T5 model does not recognize characters (e.g: à, ê, í, ó, ô)

Hi,

I have been able to fine-tune a t5 model for SQL to Natural Language task, however the Natural language was in english.

Now, what I have been trying to do is fine-tune a t5 model to convert a word in syllabes, for example:

joão → jo|ão|

camarão → ca|ma|rão|

The problem, is that since the t5-base model does not recognize characters with accents, it will output an ?? instead of ã.

I also have have tried out mt5 (based on the github from this article: https://towardsdatascience.com/how-to-train-an-mt5-model-for-translation-with-simple-transformers-30ba5fa66c5f), and despite mt5 being able to handle the non-english characters, it seems like, however I am not 100% sure, that the models uses only the vocabulary it has seen during training.

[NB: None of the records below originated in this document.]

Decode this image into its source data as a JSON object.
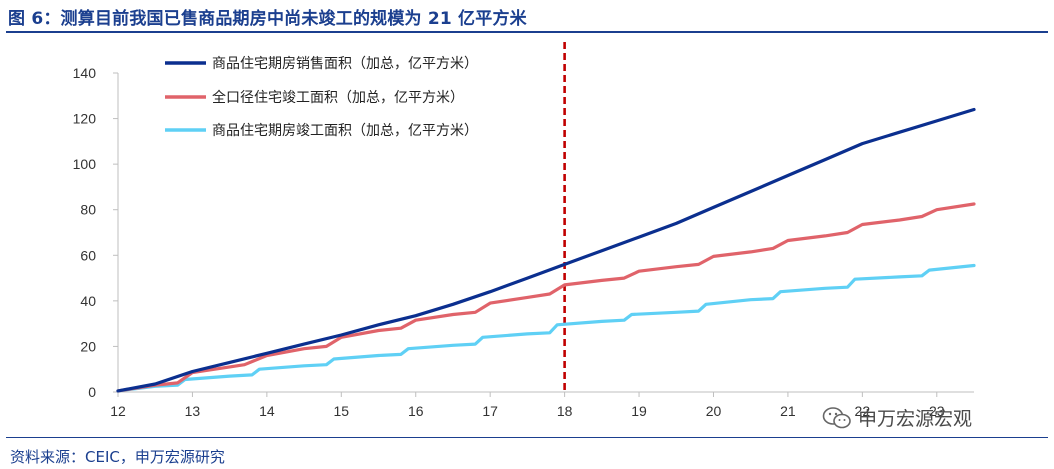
{
  "figure": {
    "title": "图 6：测算目前我国已售商品期房中尚未竣工的规模为 21 亿平方米",
    "source": "资料来源：CEIC，申万宏源研究",
    "watermark": "申万宏源宏观",
    "watermark_icon": "wechat-icon"
  },
  "colors": {
    "sales": "#0b2f8f",
    "completion_all": "#e0636a",
    "completion_presale": "#5fd0f5",
    "marker": "#c00000",
    "axis": "#bfbfbf",
    "title": "#1b3f8f"
  },
  "chart_data": {
    "type": "line",
    "xlim": [
      12,
      23.5
    ],
    "ylim": [
      0,
      140
    ],
    "x_ticks": [
      12,
      13,
      14,
      15,
      16,
      17,
      18,
      19,
      20,
      21,
      22,
      23
    ],
    "y_ticks": [
      0,
      20,
      40,
      60,
      80,
      100,
      120,
      140
    ],
    "grid": false,
    "legend_position": "top-left",
    "vertical_marker_x": 18,
    "series": [
      {
        "name": "商品住宅期房销售面积（加总，亿平方米）",
        "x": [
          12,
          12.5,
          13,
          13.5,
          14,
          14.5,
          15,
          15.5,
          16,
          16.5,
          17,
          17.5,
          18,
          18.5,
          19,
          19.5,
          20,
          20.5,
          21,
          21.5,
          22,
          22.5,
          23,
          23.5
        ],
        "values": [
          0.5,
          3.5,
          9,
          13,
          17,
          21,
          25,
          29.5,
          33.5,
          38.5,
          44,
          50,
          56,
          62,
          68,
          74,
          81,
          88,
          95,
          102,
          109,
          114,
          119,
          124
        ]
      },
      {
        "name": "全口径住宅竣工面积（加总，亿平方米）",
        "x": [
          12,
          12.5,
          12.8,
          13,
          13.5,
          13.7,
          14,
          14.5,
          14.8,
          15,
          15.5,
          15.8,
          16,
          16.5,
          16.8,
          17,
          17.5,
          17.8,
          18,
          18.5,
          18.8,
          19,
          19.5,
          19.8,
          20,
          20.5,
          20.8,
          21,
          21.5,
          21.8,
          22,
          22.5,
          22.8,
          23,
          23.5
        ],
        "values": [
          0.5,
          3,
          4,
          8.5,
          11,
          12,
          16,
          19,
          20,
          24,
          27,
          28,
          31.5,
          34,
          35,
          39,
          41.5,
          43,
          47,
          49,
          50,
          53,
          55,
          56,
          59.5,
          61.5,
          63,
          66.5,
          68.5,
          70,
          73.5,
          75.5,
          77,
          80,
          82.5
        ]
      },
      {
        "name": "商品住宅期房竣工面积（加总，亿平方米）",
        "x": [
          12,
          12.5,
          12.8,
          12.9,
          13.5,
          13.8,
          13.9,
          14.5,
          14.8,
          14.9,
          15.5,
          15.8,
          15.9,
          16.5,
          16.8,
          16.9,
          17.5,
          17.8,
          17.9,
          18.5,
          18.8,
          18.9,
          19.5,
          19.8,
          19.9,
          20.5,
          20.8,
          20.9,
          21.5,
          21.8,
          21.9,
          22.5,
          22.8,
          22.9,
          23.5
        ],
        "values": [
          0.5,
          2.5,
          3,
          5.5,
          7,
          7.5,
          10,
          11.5,
          12,
          14.5,
          16,
          16.5,
          19,
          20.5,
          21,
          24,
          25.5,
          26,
          29.5,
          31,
          31.5,
          34,
          35,
          35.5,
          38.5,
          40.5,
          41,
          44,
          45.5,
          46,
          49.5,
          50.5,
          51,
          53.5,
          55.5
        ]
      }
    ]
  }
}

Can anyone confirm this ? If it does, then it is useless in my case, cause the model I am trying to train should be able to decompose unseen words in syllabes.

If anyone can point out a solution for my problem, I would be very grateful. T5 would do the job if it recognized: â, ó , ã , ê , í etc…

Thanks a lot

2 Likes

Hi Muradean,
I’m facing the same problem, if there is anyone that can help with this it would be very helpful.